In questo caso avremmo un costi complessivo netto dell’effetto IRES della defiscalizzazione pari a

13,833 miliardi , con un disavanzo da coprire di circa 2 miliardi in tre anni.

In questo caso il costo per ogni nuova assunzione sarebbe:

  • 74.370 euro complessivi nel triennio

  • 24.790 euro annui.

Un costo molto inferiore, ma questo dovrebbe esserci di scarsa consolazione in quanto ,comunque, un terzo dei nuovi posti di lavoro viene a cessare nel triennio successivo.

Quindi il Jobs act, così come è stato predisposto, è riuscito a:

  • sostituire parzialmente un tipo di precarietà (contratti a termine) con un altro (alterazione art. 18).

  • avere un costo estremamente elevato per ogni posto di lavoro prodotto.

Cosa si sarebbe potuto fare di diverso ?

a) Politiche di formazione attive: politiche di formazione e riqualificazione dei lavoratori avrebbero potuto aggiornare qualitativamente le competenze dei lavoratori stessi, rendendole più adatte alle necessità del mondo del lavoro moderno. L’unica parte del Jobs Act ancora non applicata è proprio quella , comunque residuale, relativa alla formazione attiva dei lavoratori.

b) Politiche di rilancio dei consumi e, quindi, della produzione industriale. Appare chiaro che non vi è aumento della domanda di lavoro senza aumento della produzione industriale, la quale dipende ancora, nonostante l’internazionalizzazione (al 75%) dai consumi interni. Qui le vendite al dettaglio , che esemplificano l’andamento asfittico dei consumi.

Questo non può che portare ad un andamento altrettanto anemico della produzione industriale.

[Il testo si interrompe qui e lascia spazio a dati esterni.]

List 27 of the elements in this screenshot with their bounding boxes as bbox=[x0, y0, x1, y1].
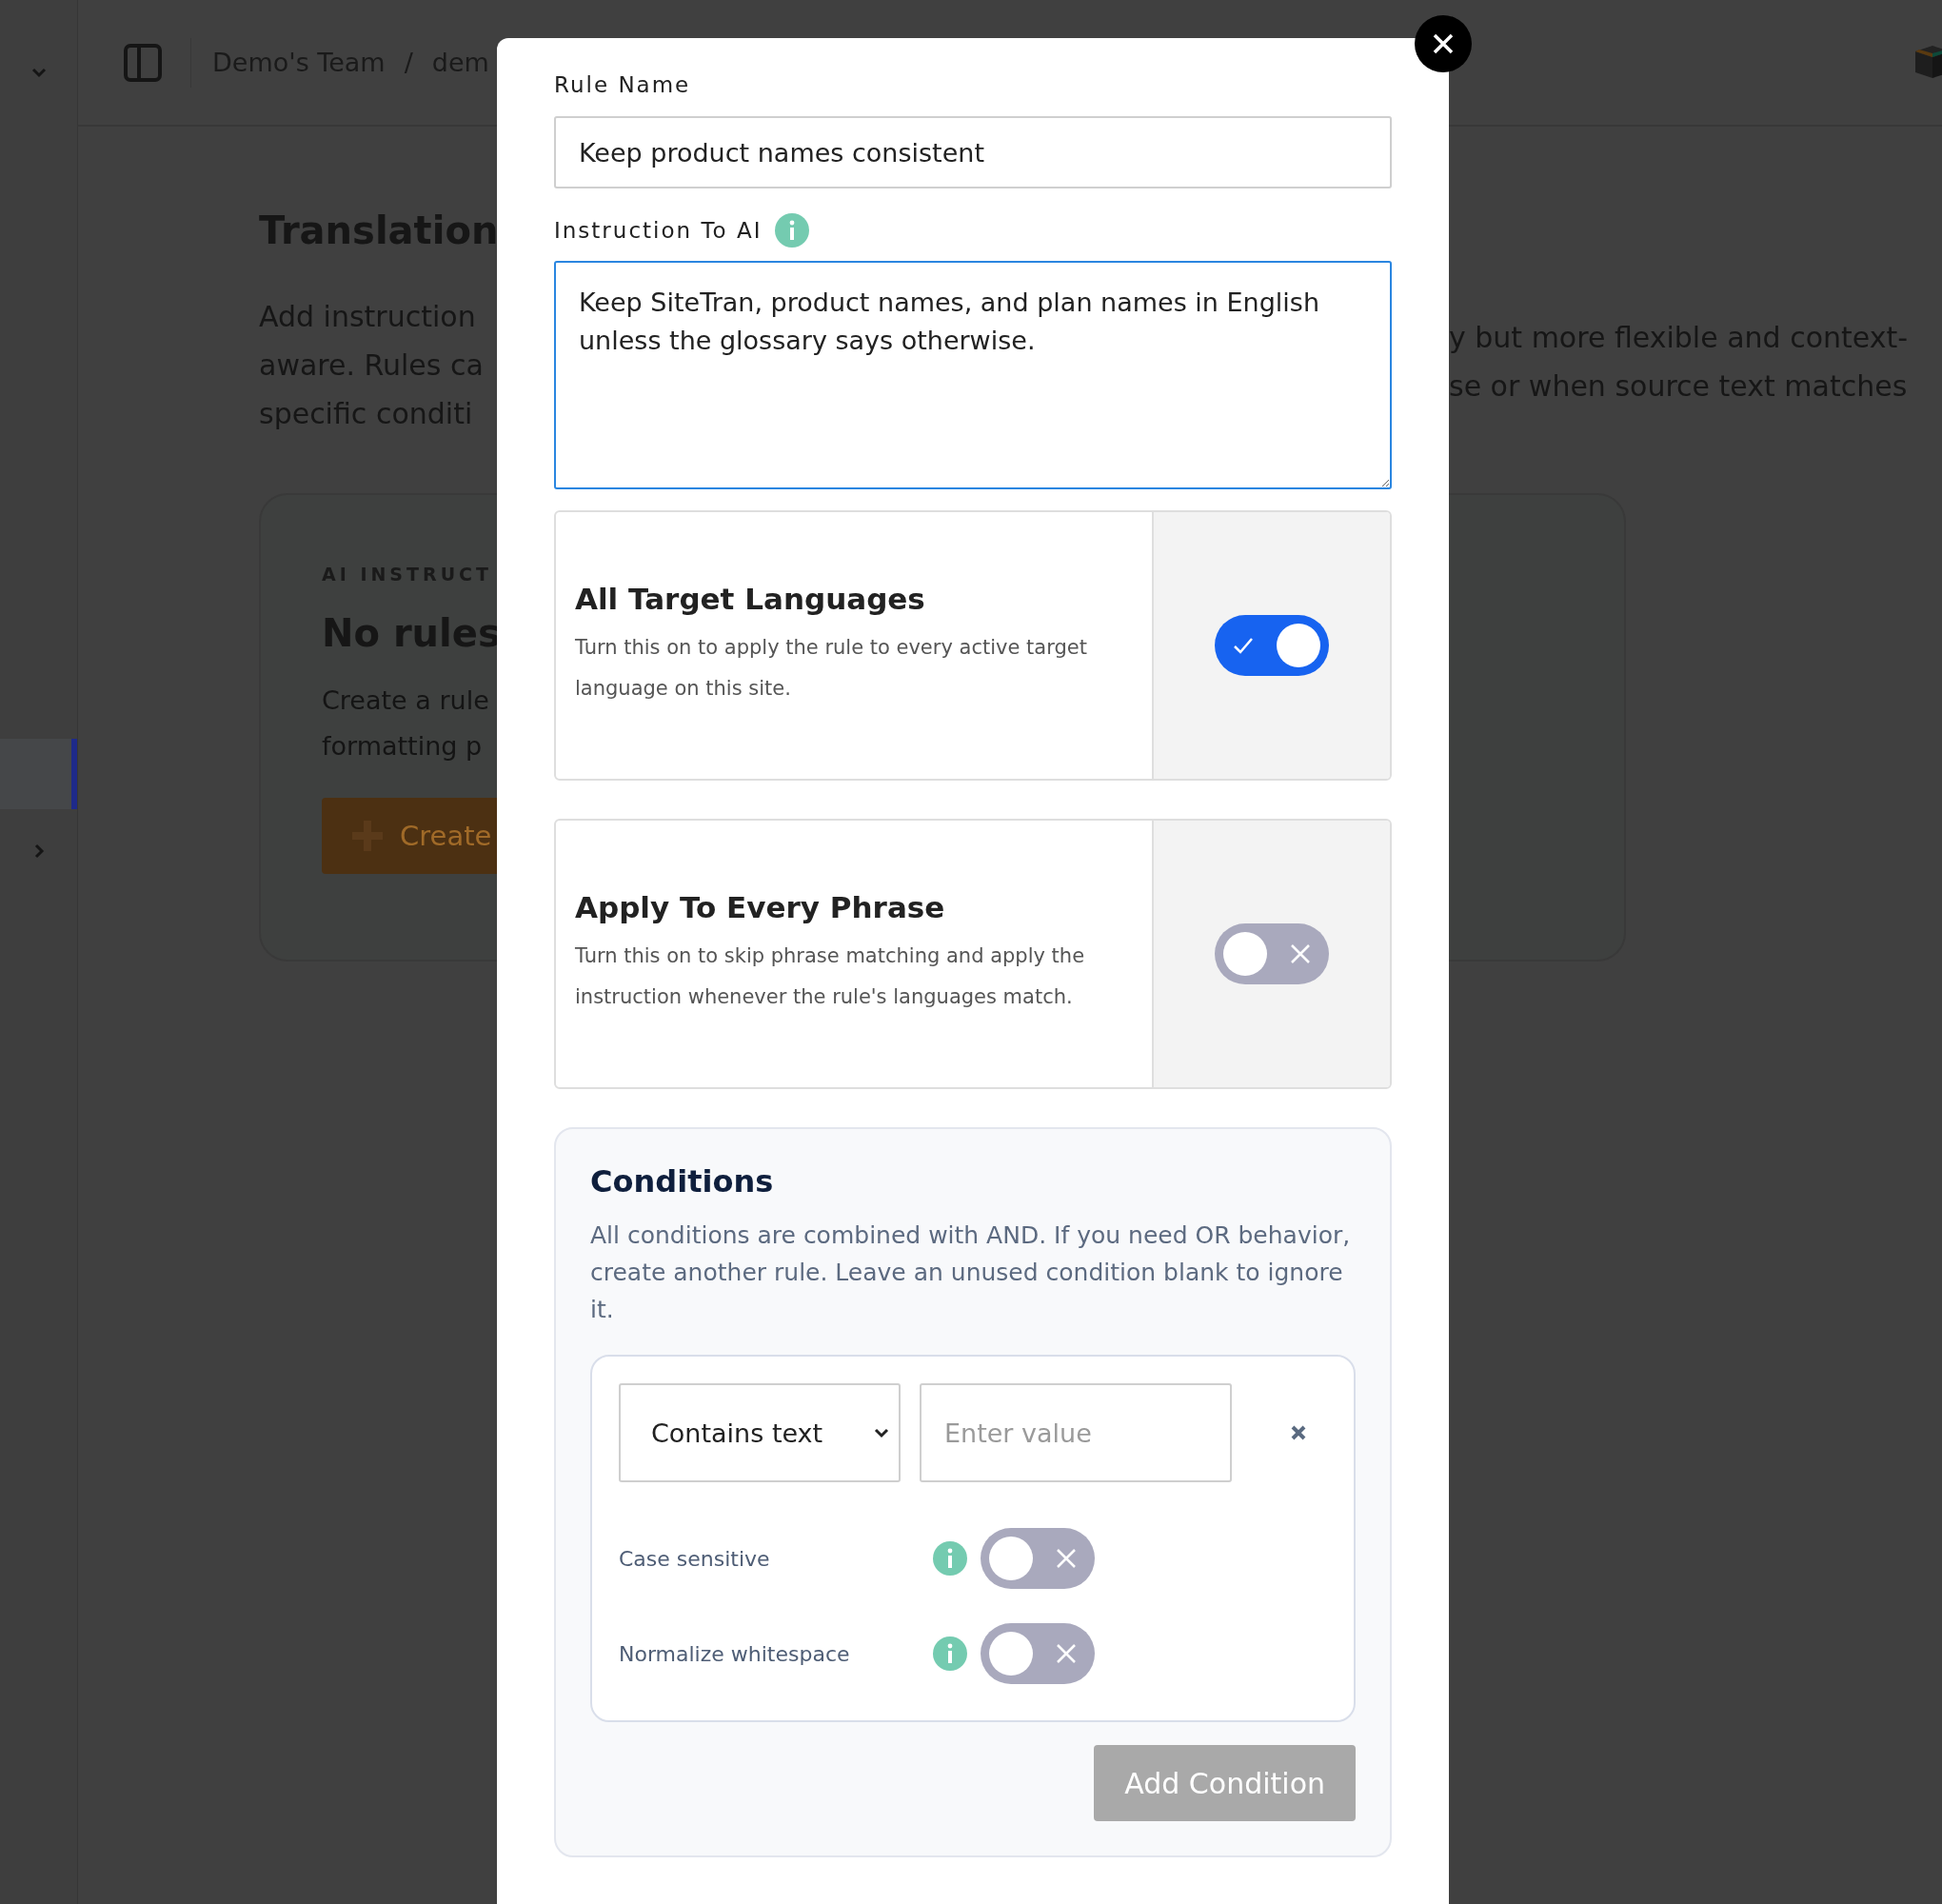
close-icon bbox=[1432, 32, 1455, 55]
option-label: Normalize whitespace bbox=[619, 1641, 851, 1666]
instruction-field[interactable]: Keep SiteTran, product names, and plan names in English unless the glossary says otherwise. bbox=[554, 261, 1392, 489]
option-label: Case sensitive bbox=[619, 1546, 771, 1571]
info-icon[interactable] bbox=[775, 213, 810, 248]
add-condition-button[interactable]: Add Condition bbox=[1094, 1745, 1356, 1821]
field-label: Rule Name bbox=[554, 72, 692, 97]
info-icon[interactable] bbox=[933, 1541, 967, 1576]
value-field[interactable]: Enter value bbox=[920, 1383, 1232, 1482]
toggle-description: Turn this on to skip phrase matching and apply the instruction whenever the rule's languages match. bbox=[575, 943, 1086, 1010]
x-icon bbox=[1055, 1547, 1078, 1570]
close-icon[interactable] bbox=[1289, 1423, 1308, 1442]
close-button[interactable] bbox=[1415, 15, 1472, 72]
x-icon bbox=[1055, 1642, 1078, 1665]
rule-name-field[interactable]: Keep product names consistent bbox=[554, 116, 1392, 188]
info-icon[interactable] bbox=[933, 1636, 967, 1671]
sidebar-toggle-icon[interactable] bbox=[124, 43, 162, 82]
sidebar-item[interactable] bbox=[0, 739, 77, 809]
toggle-description: Turn this on to apply the rule to every active target language on this site. bbox=[575, 635, 1088, 702]
breadcrumb-separator: / bbox=[404, 48, 413, 77]
toggle-title: Apply To Every Phrase bbox=[575, 890, 946, 924]
conditions-title: Conditions bbox=[590, 1163, 775, 1200]
field-label: Instruction To AI bbox=[554, 218, 763, 243]
operator-select[interactable]: Contains text bbox=[619, 1383, 901, 1482]
toggle-title: All Target Languages bbox=[575, 582, 926, 616]
conditions-description: All conditions are combined with AND. If you need OR behavior, create another rule. Leave an unused condition blank to ignore it. bbox=[590, 1220, 1352, 1325]
x-icon bbox=[1289, 942, 1312, 965]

Per capire quanto sia ancora fragile la nostra ripresa si valuta che la combinazione dei fattori esogeni svalutazione euro/dollaro, basso prezzo materie prime e politica monetaria espansiva abbia pesato per l’1% sul PIL nel 2015 che, nonostante questo, è cresciuto solo del 0,7 – 0,8 %. Senza cifre più consistenti , e non parlo del 1,2 % , l’aumento dell’occupazione è un miraggio.

C) Politiche del sostegno del lavoro autonomo. La disoccupazione nasce anche dalla forte riduzione del lavoro autonomo Ogni lavoratore autonomo in più è un disoccupato in meno ed una potenziale assunzione futura. Questo aspetto è stato quasi completamente ignorato. Consideriamo che, ad esempio , nel Molise le partite IVA son passate da 1200 nel 2000 a 700 nel 2015. Nelle Marche nel 2015 il saldo aperture/chiusure è stato negativo per 1200 unità, con 3500 posti di lavoro persi. In totale la CGIA calcolava che sono ben 260 mila i lavoratori autonomi scomparsi dal 2008 al 30 giugno 2015, con una pesantissima ricaduta sull’occupazione anche ignorando eventuali lavoratori loro dipendenti coinvolti.